Section+2.4+Boxplots+%26+Quantitative+Categorical+Relationships+%28Student+Version%29

Section 2.4: Boxplots and Quantitative/Categorical Relationships

Overview

  • Boxplots are visual representations that summarize data related to one quantitative variable or compare a quantitative variable across categorical variables.

Boxplots for One Quantitative Variable

  • A boxplot provides a graphical display of the five-number summary for a single quantitative variable.

  • The five-number summary consists of the minimum, first quartile (Q1), median (Q2), third quartile (Q3), and maximum.

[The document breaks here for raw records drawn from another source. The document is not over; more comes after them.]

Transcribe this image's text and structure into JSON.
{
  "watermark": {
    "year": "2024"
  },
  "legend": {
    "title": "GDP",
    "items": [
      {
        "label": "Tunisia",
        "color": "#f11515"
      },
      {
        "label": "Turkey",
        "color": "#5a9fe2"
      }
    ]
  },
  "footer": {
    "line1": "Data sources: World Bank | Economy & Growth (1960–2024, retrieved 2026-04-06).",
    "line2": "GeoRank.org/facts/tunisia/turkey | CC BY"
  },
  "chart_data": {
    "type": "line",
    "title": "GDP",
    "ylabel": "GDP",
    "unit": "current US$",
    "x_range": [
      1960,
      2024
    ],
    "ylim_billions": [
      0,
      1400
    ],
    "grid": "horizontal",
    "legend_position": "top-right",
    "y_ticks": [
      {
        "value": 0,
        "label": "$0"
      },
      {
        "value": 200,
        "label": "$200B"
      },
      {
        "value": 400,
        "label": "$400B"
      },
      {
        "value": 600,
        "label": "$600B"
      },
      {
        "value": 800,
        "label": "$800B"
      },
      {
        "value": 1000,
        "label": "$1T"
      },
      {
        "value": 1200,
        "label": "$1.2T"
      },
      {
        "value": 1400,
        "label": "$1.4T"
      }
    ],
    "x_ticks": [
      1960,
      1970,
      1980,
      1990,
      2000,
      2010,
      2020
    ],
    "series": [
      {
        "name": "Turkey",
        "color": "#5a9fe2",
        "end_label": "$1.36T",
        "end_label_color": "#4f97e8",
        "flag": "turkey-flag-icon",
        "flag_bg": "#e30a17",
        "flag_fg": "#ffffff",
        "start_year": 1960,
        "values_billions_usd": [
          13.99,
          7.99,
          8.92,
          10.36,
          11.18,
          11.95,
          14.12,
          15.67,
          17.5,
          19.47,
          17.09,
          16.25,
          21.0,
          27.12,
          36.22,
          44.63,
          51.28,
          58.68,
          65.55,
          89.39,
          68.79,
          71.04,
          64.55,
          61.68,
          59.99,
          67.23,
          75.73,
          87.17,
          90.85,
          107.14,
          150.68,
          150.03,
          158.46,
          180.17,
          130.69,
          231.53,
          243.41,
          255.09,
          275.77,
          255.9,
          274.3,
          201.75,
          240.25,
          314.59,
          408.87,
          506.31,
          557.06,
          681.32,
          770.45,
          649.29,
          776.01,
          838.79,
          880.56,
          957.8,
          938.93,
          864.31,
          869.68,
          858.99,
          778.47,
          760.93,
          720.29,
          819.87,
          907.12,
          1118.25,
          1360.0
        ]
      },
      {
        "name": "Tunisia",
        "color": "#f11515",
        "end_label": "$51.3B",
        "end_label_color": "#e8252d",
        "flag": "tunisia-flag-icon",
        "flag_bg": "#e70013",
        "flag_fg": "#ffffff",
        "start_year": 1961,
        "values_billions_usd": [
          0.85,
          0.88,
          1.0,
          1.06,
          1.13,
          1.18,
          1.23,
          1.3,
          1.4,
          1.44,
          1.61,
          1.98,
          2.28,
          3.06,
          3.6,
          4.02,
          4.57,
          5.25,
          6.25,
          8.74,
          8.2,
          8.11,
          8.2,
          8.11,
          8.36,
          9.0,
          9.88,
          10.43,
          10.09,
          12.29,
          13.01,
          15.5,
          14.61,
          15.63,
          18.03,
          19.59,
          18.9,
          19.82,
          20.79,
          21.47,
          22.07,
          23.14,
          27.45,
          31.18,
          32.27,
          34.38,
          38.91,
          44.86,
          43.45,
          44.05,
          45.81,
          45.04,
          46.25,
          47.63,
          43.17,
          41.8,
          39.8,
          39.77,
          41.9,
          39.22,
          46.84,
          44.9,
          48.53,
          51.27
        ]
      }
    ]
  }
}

  • Boxplots help identify outliers, which are values that are significantly higher or lower than the rest of the data.

Outliers in Boxplots

  • Definitions of Outliers:

    • A data value is considered an outlier if:

      • Smaller than: Q1 - 1.5(IQR)

      • Larger than: Q3 + 1.5(IQR)

  • To find IQR (Interquartile Range):

    • IQR = Q3 - Q1

Example Applications

Example 1: Population of U.S. States

  • Data: Population in millions of the 50 U.S. States.

  • Five-number summary: (0.506, 1.660, 4.170, 6.676, 35.842)

  • Calculating IQR and Outliers:

    • Find Q1 and Q3.

    • Calculate IQR.

    • Determine lower and upper bounds for outliers.

Example 2: Hot Dog Eating Contest

  • Boxplot Analysis:

    • Estimate median hot dogs eaten.

    • Estimate IQR and range.

    • Identify potential outliers from the boxplot.

Example 3: Gross State Product (GSP)

  • Data Representation: GSP per capita for 50 U.S. States in dollars.

  • Analyze for outliers, skewness, and the relationship between mean and median.

Quantitative and Categorical Relationships

  • Investigate how a quantitative variable is distributed across categorical groups.

    • Example Questions:

      • TV watching habits by sex.

      • Survival time related to genetic variation.

      • Temperature differences between cities.

Utilizing Side-by-Side Graphs

  • Side-by-side boxplots visualize relationships between a quantitative variable and several categorical groups.

  • Each categorical group has a boxplot that conveys measures of central tendency and variability.

Examples of Side-by-Side Graphs

Example 4: Smoking Rates by Region

  • Comparison of Regions:

    • Identify regions with the highest smoking rates, greatest variability, and any outliers.

Example 5: Tea vs. Coffee Study

  • Study Objective: Measure immune responses after consumption of tea or coffee.

  • Investigate potential relationships between the categorical (tea or coffee) and quantitative (immune response) variables.

  • Descriptive statistics should include differences in means for each group, and concluding implications regarding causal relationships.